Anyone with an education knows that small, local actions can affect a very broad scope if given the opportunity to make a difference. We know that buying local, organic produce is good for the environment as well as the local economy. We know that the first step in affecting change in the US Government is to change who we send to Washington to represent us.

But do we truly understand the effect on the global system that occurs when we choose to purchase jeans from a major global retailer selling a product from a major global corporation whose product is made by child laborers in China?

The first company that caught my eye in this regard was Raleigh Denim, a company which prides itself on the fact that all of the fabric and hardware that goes into its products are made within 200 miles of Raleigh, North Carolina. The more I began research, the more the idea drew me in. Two people with a passion for denim producing a quality product in a sustainable, eco-friendly way. I began to wonder what the ramifications would be if most things were sold within 200 miles of where they were produced. What if ‘Made in China’ was the rare label?

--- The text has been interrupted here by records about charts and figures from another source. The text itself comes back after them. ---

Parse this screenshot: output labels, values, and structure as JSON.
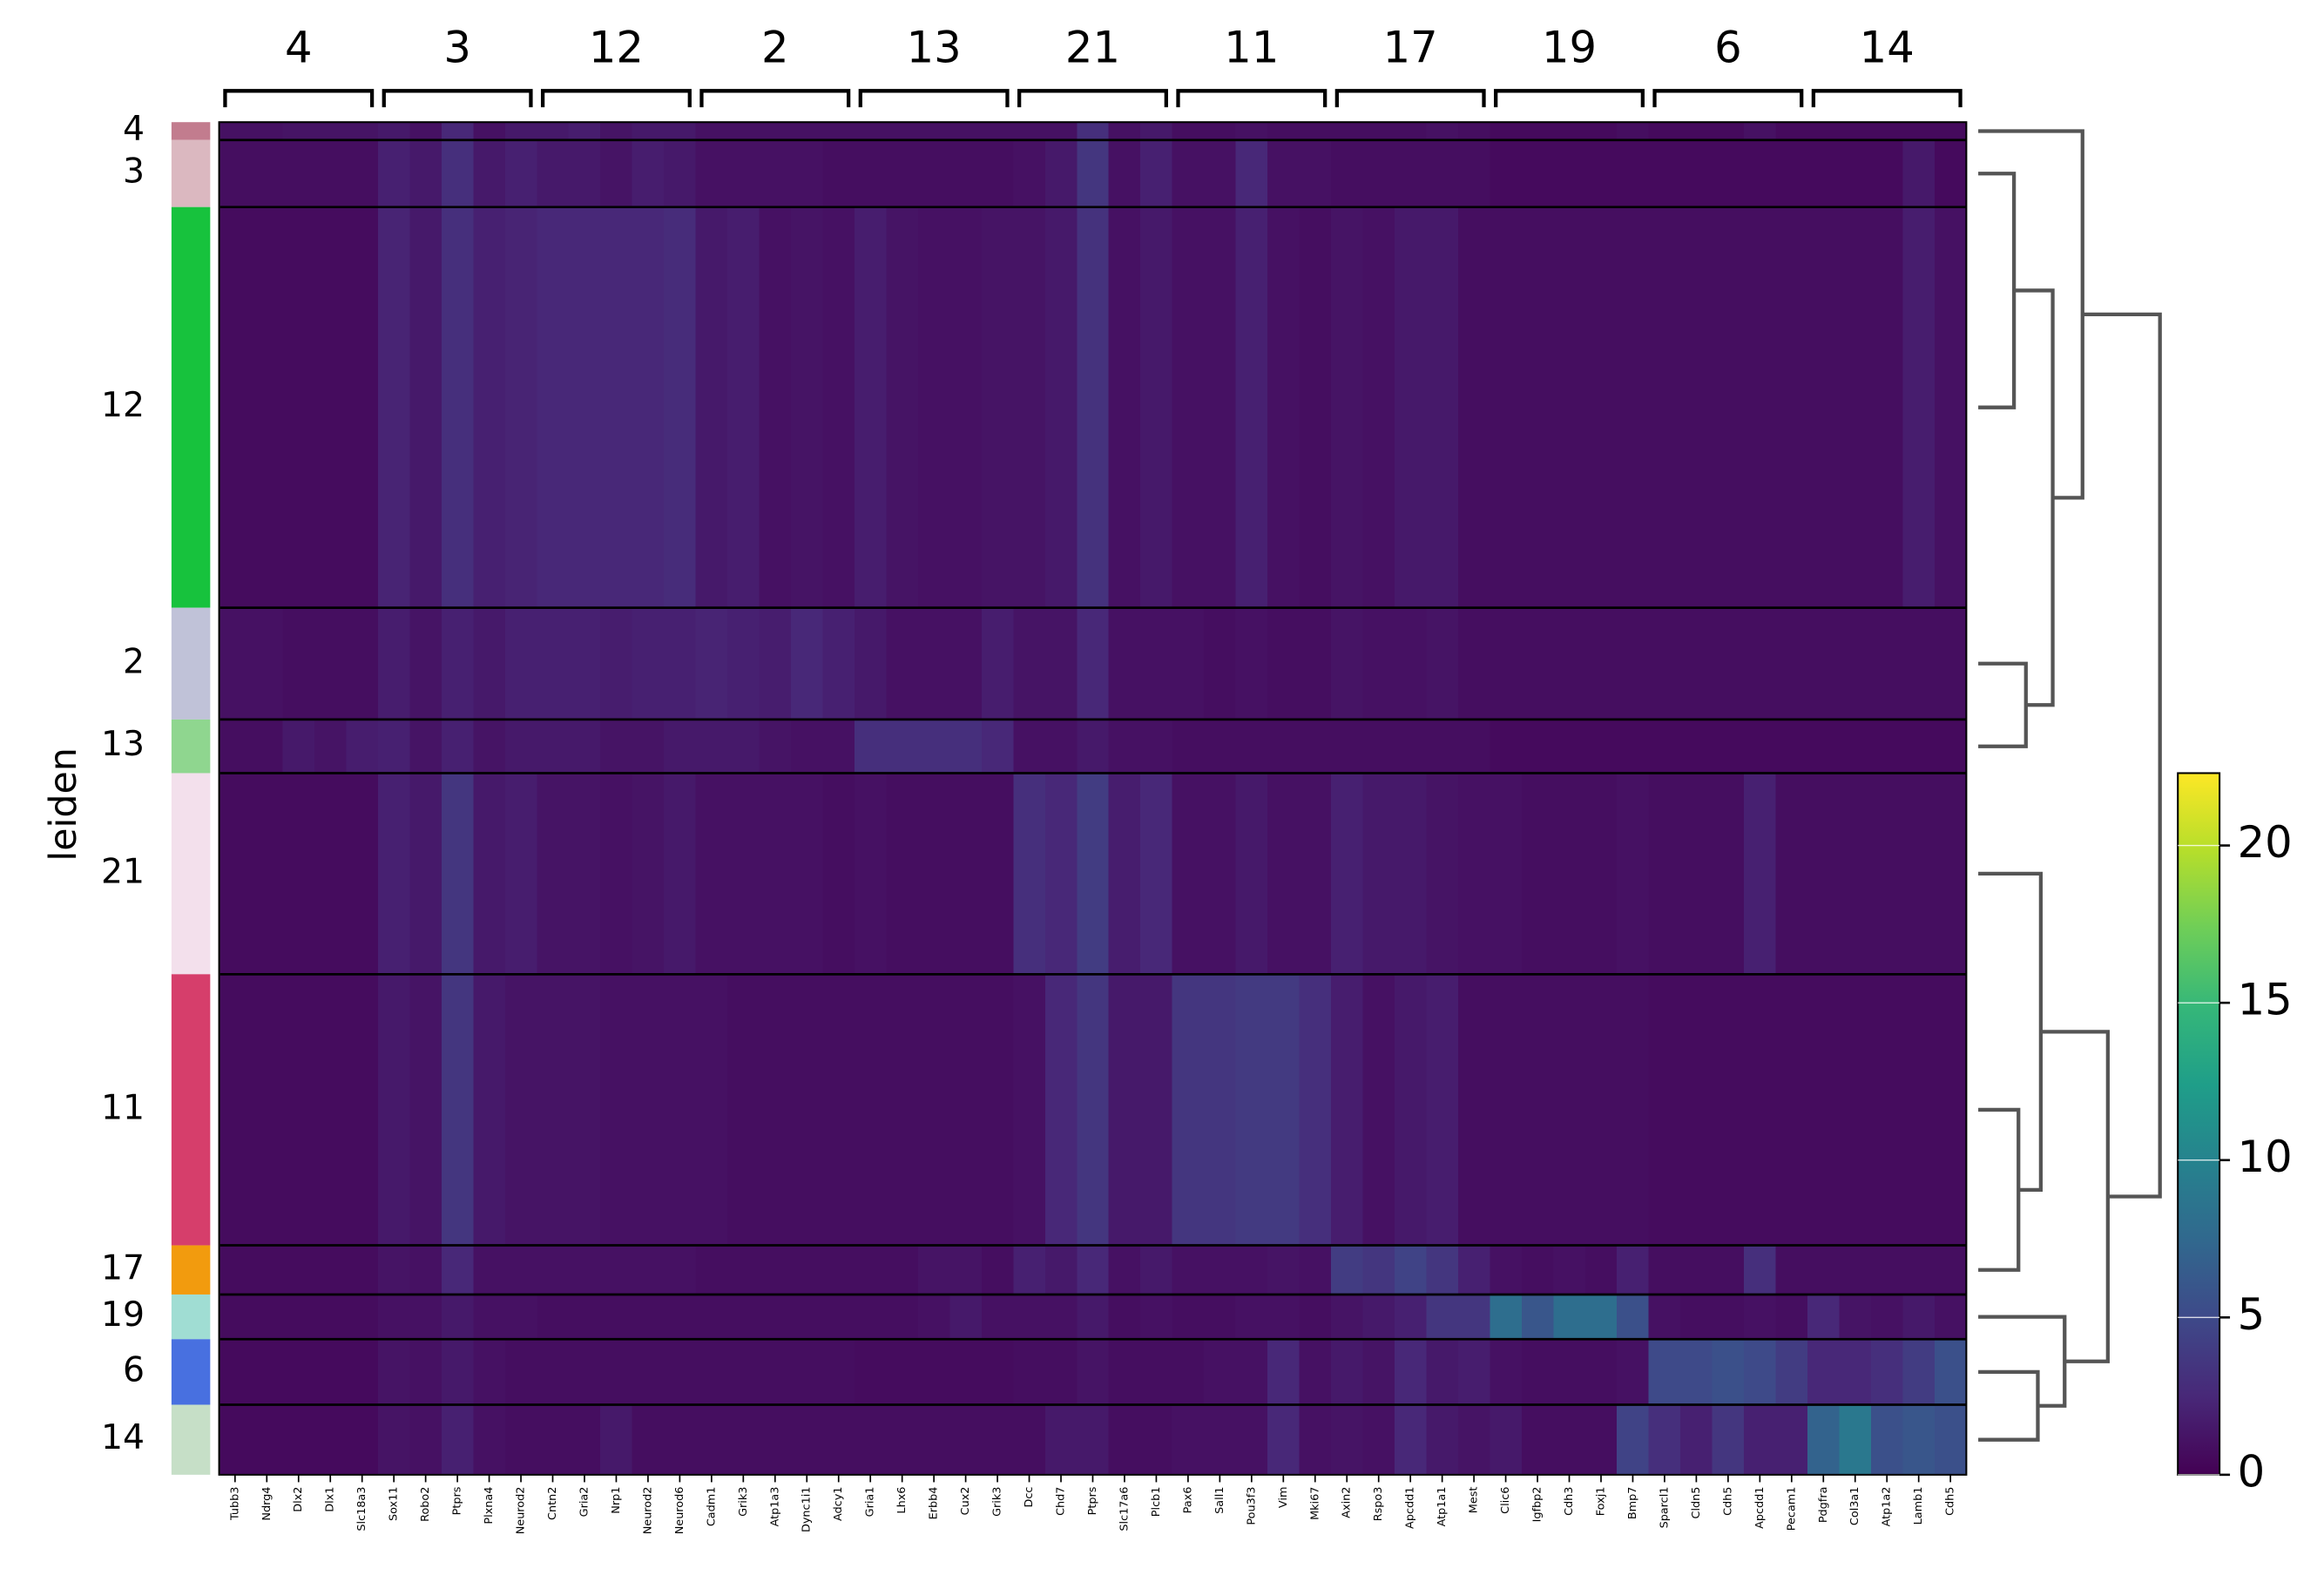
{
  "chart_data": {
    "type": "heatmap",
    "y_label": "leiden",
    "clusters": [
      "4",
      "3",
      "12",
      "2",
      "13",
      "21",
      "11",
      "17",
      "19",
      "6",
      "14"
    ],
    "cluster_colors": [
      "#c27c8e",
      "#dbb8c0",
      "#17c23d",
      "#c0c2d8",
      "#8fd68f",
      "#f3e0ec",
      "#d63e6b",
      "#f29b0e",
      "#a0ddd3",
      "#4870e0",
      "#c6dfc7"
    ],
    "x": [
      "Tubb3",
      "Ndrg4",
      "Dlx2",
      "Dlx1",
      "Slc18a3",
      "Sox11",
      "Robo2",
      "Ptprs",
      "Plxna4",
      "Neurod2",
      "Cntn2",
      "Gria2",
      "Nrp1",
      "Neurod2",
      "Neurod6",
      "Cadm1",
      "Grik3",
      "Atp1a3",
      "Dync1i1",
      "Adcy1",
      "Gria1",
      "Lhx6",
      "Erbb4",
      "Cux2",
      "Grik3",
      "Dcc",
      "Chd7",
      "Ptprs",
      "Slc17a6",
      "Plcb1",
      "Pax6",
      "Sall1",
      "Pou3f3",
      "Vim",
      "Mki67",
      "Axin2",
      "Rspo3",
      "Apcdd1",
      "Atp1a1",
      "Mest",
      "Clic6",
      "Igfbp2",
      "Cdh3",
      "Foxj1",
      "Bmp7",
      "Sparcl1",
      "Cldn5",
      "Cdh5",
      "Apcdd1",
      "Pecam1",
      "Pdgfra",
      "Col3a1",
      "Atp1a2",
      "Lamb1",
      "Cdh5"
    ],
    "values": [
      [
        1,
        1,
        1.2,
        1.2,
        1.2,
        1.5,
        1,
        2.5,
        1,
        1.5,
        1.5,
        1.8,
        1.2,
        1.5,
        1.5,
        1,
        1,
        1,
        1,
        1,
        1,
        1,
        1,
        1,
        1,
        1,
        1,
        3,
        1,
        1.5,
        0.8,
        0.8,
        1,
        0.8,
        0.8,
        0.8,
        0.8,
        0.8,
        1,
        0.8,
        0.6,
        0.6,
        0.6,
        0.6,
        0.8,
        0.6,
        0.6,
        0.6,
        1,
        0.6,
        0.6,
        0.6,
        0.6,
        0.6,
        0.6
      ],
      [
        0.8,
        0.8,
        0.8,
        0.8,
        0.8,
        2,
        1.5,
        3,
        1.5,
        2,
        1.5,
        1.5,
        1.2,
        1.8,
        1.5,
        1,
        1,
        1,
        1,
        0.8,
        0.8,
        0.8,
        0.8,
        0.8,
        0.8,
        1,
        1.5,
        3.5,
        1,
        2,
        1,
        1,
        2.5,
        1,
        1,
        0.8,
        0.8,
        0.8,
        0.8,
        0.8,
        0.6,
        0.6,
        0.6,
        0.6,
        0.6,
        0.6,
        0.6,
        0.6,
        0.6,
        0.6,
        0.6,
        0.6,
        0.6,
        1.5,
        0.6
      ],
      [
        0.7,
        0.7,
        0.7,
        0.7,
        0.7,
        2.2,
        1.5,
        3,
        2,
        2.2,
        2.5,
        2.5,
        2.5,
        2.5,
        2.8,
        1.5,
        1.8,
        1,
        1.2,
        1,
        1.8,
        1.2,
        1,
        1,
        1.2,
        1.2,
        1.5,
        3.2,
        1,
        1.5,
        1,
        1,
        2,
        1,
        0.8,
        1.2,
        1,
        1.5,
        1.5,
        0.8,
        0.8,
        0.8,
        0.8,
        0.8,
        0.8,
        0.8,
        0.8,
        0.8,
        0.8,
        0.8,
        0.8,
        0.8,
        0.8,
        1.8,
        1
      ],
      [
        1,
        1,
        0.8,
        0.8,
        0.8,
        1.8,
        1.2,
        2,
        1.5,
        2,
        2,
        2,
        1.8,
        2,
        2,
        2.2,
        2,
        1.8,
        2.5,
        2,
        1.5,
        1,
        1,
        1,
        1.8,
        1.2,
        1.2,
        2.5,
        1,
        1,
        1,
        0.8,
        1,
        0.8,
        0.8,
        1.2,
        1,
        1,
        1.2,
        0.8,
        0.8,
        0.8,
        0.8,
        0.8,
        0.8,
        0.8,
        0.8,
        0.8,
        0.8,
        0.8,
        0.8,
        0.8,
        0.8,
        0.8,
        0.8
      ],
      [
        0.8,
        0.8,
        1.5,
        1.2,
        1.8,
        2,
        1.2,
        2,
        1.2,
        1.5,
        1.5,
        1.5,
        1.2,
        1.2,
        1.5,
        1.5,
        1.5,
        1.2,
        1,
        1,
        3,
        3,
        3,
        3,
        2.5,
        1,
        1,
        1.5,
        1,
        1,
        0.8,
        0.8,
        0.8,
        0.8,
        0.8,
        0.8,
        0.8,
        0.8,
        0.8,
        0.8,
        0.6,
        0.6,
        0.6,
        0.6,
        0.6,
        0.6,
        0.6,
        0.6,
        0.6,
        0.6,
        0.6,
        0.6,
        0.6,
        0.6,
        0.6
      ],
      [
        0.7,
        0.7,
        0.7,
        0.7,
        0.7,
        2,
        1.5,
        3.5,
        1.5,
        1.8,
        1.2,
        1.2,
        1,
        1.2,
        1.5,
        1,
        1,
        1,
        1,
        0.8,
        1,
        0.8,
        0.8,
        0.8,
        0.8,
        3,
        2.5,
        4,
        1.8,
        2.5,
        1,
        1,
        1.5,
        1,
        1,
        2,
        1.5,
        1.5,
        1.2,
        1,
        1,
        0.8,
        0.8,
        0.8,
        1,
        0.8,
        0.8,
        0.8,
        2,
        0.8,
        0.8,
        0.8,
        0.8,
        0.8,
        0.8
      ],
      [
        0.7,
        0.7,
        0.7,
        0.7,
        0.7,
        1.5,
        1.2,
        3.5,
        1.5,
        1.2,
        1.2,
        1.2,
        1,
        1,
        1,
        1,
        0.8,
        0.8,
        0.8,
        0.8,
        0.8,
        0.8,
        0.8,
        0.8,
        0.8,
        1,
        2.5,
        3.5,
        1.5,
        1.5,
        3.5,
        3.5,
        3.8,
        3.8,
        3,
        1.8,
        1,
        1.5,
        1.8,
        0.8,
        0.8,
        0.8,
        0.8,
        0.8,
        0.8,
        0.7,
        0.7,
        0.7,
        0.7,
        0.7,
        0.7,
        0.7,
        0.7,
        0.7,
        0.7
      ],
      [
        0.7,
        0.7,
        0.7,
        0.7,
        0.7,
        1.2,
        1,
        2.5,
        1,
        1,
        1,
        1,
        1,
        1,
        1,
        0.8,
        0.8,
        0.8,
        0.8,
        0.8,
        0.8,
        0.8,
        1.2,
        1.2,
        0.8,
        2,
        1.5,
        2.5,
        1,
        1.5,
        1,
        1,
        1,
        1.2,
        1,
        4,
        3.5,
        4.5,
        3.5,
        2,
        1,
        0.8,
        1,
        0.8,
        2,
        0.8,
        0.8,
        0.8,
        3,
        0.8,
        0.8,
        0.8,
        0.8,
        0.8,
        0.8
      ],
      [
        0.7,
        0.7,
        0.7,
        0.7,
        0.7,
        1,
        1,
        1.5,
        1,
        1,
        0.8,
        0.8,
        0.8,
        0.8,
        0.8,
        0.8,
        0.8,
        0.8,
        0.8,
        0.8,
        0.8,
        0.8,
        1,
        1.5,
        1,
        1,
        1,
        1.5,
        0.8,
        1,
        0.8,
        0.8,
        1,
        1,
        0.8,
        1.2,
        1.5,
        2,
        3.5,
        3.5,
        8,
        6,
        8,
        8,
        5.5,
        1,
        0.8,
        0.8,
        1,
        0.8,
        2.5,
        1.2,
        1,
        1.5,
        1
      ],
      [
        0.6,
        0.6,
        0.6,
        0.6,
        0.6,
        1.2,
        1,
        1.5,
        1,
        0.8,
        0.8,
        0.8,
        0.8,
        0.8,
        0.8,
        0.8,
        0.8,
        0.8,
        0.8,
        0.8,
        0.7,
        0.7,
        0.7,
        0.7,
        0.7,
        0.8,
        0.8,
        1.2,
        0.8,
        0.8,
        0.8,
        1,
        1,
        2.5,
        1,
        1.5,
        1.2,
        2.5,
        1.5,
        1.8,
        1,
        0.8,
        0.8,
        0.8,
        1,
        5,
        5,
        5.5,
        5,
        4,
        2.5,
        2.5,
        3,
        4,
        5.5
      ],
      [
        0.6,
        0.6,
        0.6,
        0.6,
        0.6,
        1.2,
        1,
        2,
        1,
        0.8,
        0.8,
        0.8,
        1.5,
        0.8,
        0.8,
        0.8,
        0.8,
        0.8,
        0.8,
        0.8,
        0.8,
        0.8,
        0.8,
        0.8,
        0.8,
        0.8,
        1.5,
        1.5,
        0.8,
        0.8,
        1,
        1,
        1,
        2.5,
        1,
        1.2,
        1,
        2.5,
        1.5,
        1.2,
        1.5,
        0.8,
        0.8,
        0.8,
        4.5,
        3,
        2,
        3.5,
        2,
        2,
        7,
        9,
        5.5,
        6,
        5.5
      ]
    ],
    "colormap": "viridis",
    "zlim": [
      0,
      22.3
    ],
    "zticks": [
      0,
      5,
      10,
      15,
      20
    ]
  }
}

Like all good stories in this blog, there’s a thrift shop involved… Yes, I thrifted the pair of Raleigh Denim jeans that sparked the Google search that led me into the world of high-end denim. But it’s more than that… I then found a pair of jeans by Tellason. You could say that Tellason is my (and as it turns out, not the only) local equivalent to Raleigh Denim. They make their jeans in the literal and spiritual home of denim, San Francisco. They are one of (that I know of) two brands carrying on the tradition of jeansmaking in The City. Levi Strauss started it, Tellason and Gustin are carrying on that tradition.

Imagine a world where goods are purchased from local people. People you know. People whose kids go to school with your kids. People who you see at the local cafe in the morning. People you cut off in traffic because you’re in a hurry to get to work. You know, your friends and neighbors? Can you picture it? Your produce comes from a local farmer who now can sell his produce to the local market (and is no longer relegated to obscurity at the local Farmer’s Market). Your coffee comes from a local cafe that roast its beans on site every few days. Your clothing is all made reasonably locally. Fashion trends are longer lasting because people buy things that will outlive the trends. Is this a pipe dream? Is this possible in this day and age? I’m not sure, but it seems to be the direction we’re heading in!


2 thoughts on “Regionalism, Part I

  1. Its a nice idea but,… there are serious issues with it. Take these for example: many areas can not grow coffee beans , people in the NW would never have an orange and would any one in the US have pineapple, many areas do not grow the materials to make large quantities of clothing such as cotton. I am all for buying US.
    I get the idea for sure but realism and balance are key as well 🙂 (great blog btw)

  2. That’s why I never mentioned growing coffee. =)

    I recognize that there are things that cannot be produced entirely locally. I personally love bananas, but they don’t grow here. There are lots of other things that can’t grow here.